When we’d had our fill of the sea, we wound our way up back up the mountain through more switchbacks than I could count on another 1.5 hour drive.
Our next destination was Madaba, where we spent one night. The first evening we arrived just in time for a round of drinks at our hotel before an incredible dinner at a local restaurant. We were finally able to try the Petra Beer, on of very few beers actually brewed in the Middle East. Madaba is a small and very walkable city, which we definitely enjoyed.
Our day in Madaba began with a visit to St. George’s Greek Orthodox Church. This church is home to a mosaic map crafted in AD 560 and depicts all of the major biblical sites of the Middle East from Egypt to Palestine. To this day, it represents the oldest map of Palestine in existence. The actual mosaic in the church is a must see, but so is the complete map in the visitor’s center next to the church. It lists over 100 sites on the map with their direct Biblical references.
Next, we headed up the hill to the Church of Saint John the Baptist. This church is a definite must see and a true hidden gem. The person manning the visitor’s center could not have been any kinder or more knowledgeable about the history of the church. He pointed us to the entrance of the self-guided tour, and were almost immediately surprised by what we saw. Remains of the original church are carefully preserved with even some of the mosaic tiles still intact. The tour ends in a climb up the bell tower and magnificent views of the city. Don’t forget your camera for this one!
We headed back to the hotel to check out and piled back into the car. Next stop was Mount Nebo. Mount Nebo and the two churches entrance fees were not included in the Jordan Pass as these are all privately owned establishments. None of the entrance fees were very pricy though.
Mount Nebo offers spectacular views of the surrounding area, which is the Holy Land. Maps point out various Biblical cities that can be seen from the top. There are two museums; one is smaller with photos and some small artifacts excavated over the years. The other is larger with walkways built over large mosaics. It probably didn’t take us over an hour to complete the Mount Nebo experience, but it’s definitely worth the visit.
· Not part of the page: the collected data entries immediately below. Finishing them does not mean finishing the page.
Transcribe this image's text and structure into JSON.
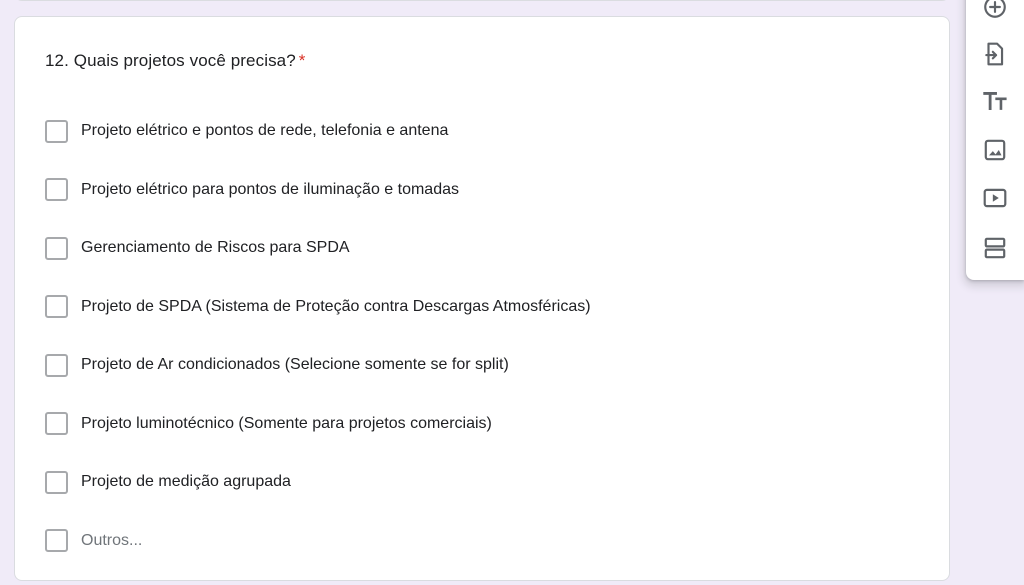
{
  "question": {
    "title": "12. Quais projetos você precisa?",
    "required_mark": "*",
    "options": [
      {
        "label": "Projeto elétrico e pontos de rede, telefonia e antena"
      },
      {
        "label": "Projeto elétrico para pontos de iluminação e tomadas"
      },
      {
        "label": "Gerenciamento de Riscos para SPDA"
      },
      {
        "label": "Projeto de SPDA (Sistema de Proteção contra Descargas Atmosféricas)"
      },
      {
        "label": "Projeto de Ar condicionados (Selecione somente se for split)"
      },
      {
        "label": "Projeto luminotécnico (Somente para projetos comerciais)"
      },
      {
        "label": "Projeto de medição agrupada"
      }
    ],
    "other_option": "Outros..."
  },
  "toolbar": {
    "tools": [
      "add-question-icon",
      "import-questions-icon",
      "add-title-icon",
      "add-image-icon",
      "add-video-icon",
      "add-section-icon"
    ]
  },
  "colors": {
    "background": "#f0ebf8",
    "card": "#ffffff",
    "required": "#d93025",
    "icon": "#5f6368"
  }
}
After Mount Nebo, we headed to the Jordan River to see the site of Jesus’ Baptism. This is included in the Jordan Pass. After the guide marked or scanned all of our passes we waited a few minutes for the bus to return from their last trip. We boarded the bus for about a 15 minute drive. A few minutes in we stopped for a second to see a few murals but only got off the bus here because someone asked to.
The Jordan River
When we arrived at our destination, which was through a security checkpoint because of the shared border with Israel, we started down a constructed walkway. It was a bit of a walk and it was certainly hot! Don’t forget to take your water.
The Jordan River, like the Dead Sea, has dried up significantly. What was once a river fast paced enough to need to construct an off-shoot in order to have a baptismal site, is now little more than a stream.
From the Baptismal location, we followed another walkway to a church and then went down to see the Jordan River. Here there were steps and a ramp down into the river so you could step into the water. Israel was less than a stone’s throw away with several people on that side also dipping their feet in. I will say that the Israeli side looked to be a much nicer tourist area, but the Jordan side was more than adequate.
Despite the heat and the fact that I was hungry, the Jordan River was one of my favorite sites that we visited. I will gladly go back on the Israeli side if I ever get the chance; however, the actual baptism site can only be seen from the Jordan side. It was a seriously cool experience – don’t miss it.
After the river we were off to Amman for the next part of our adventure.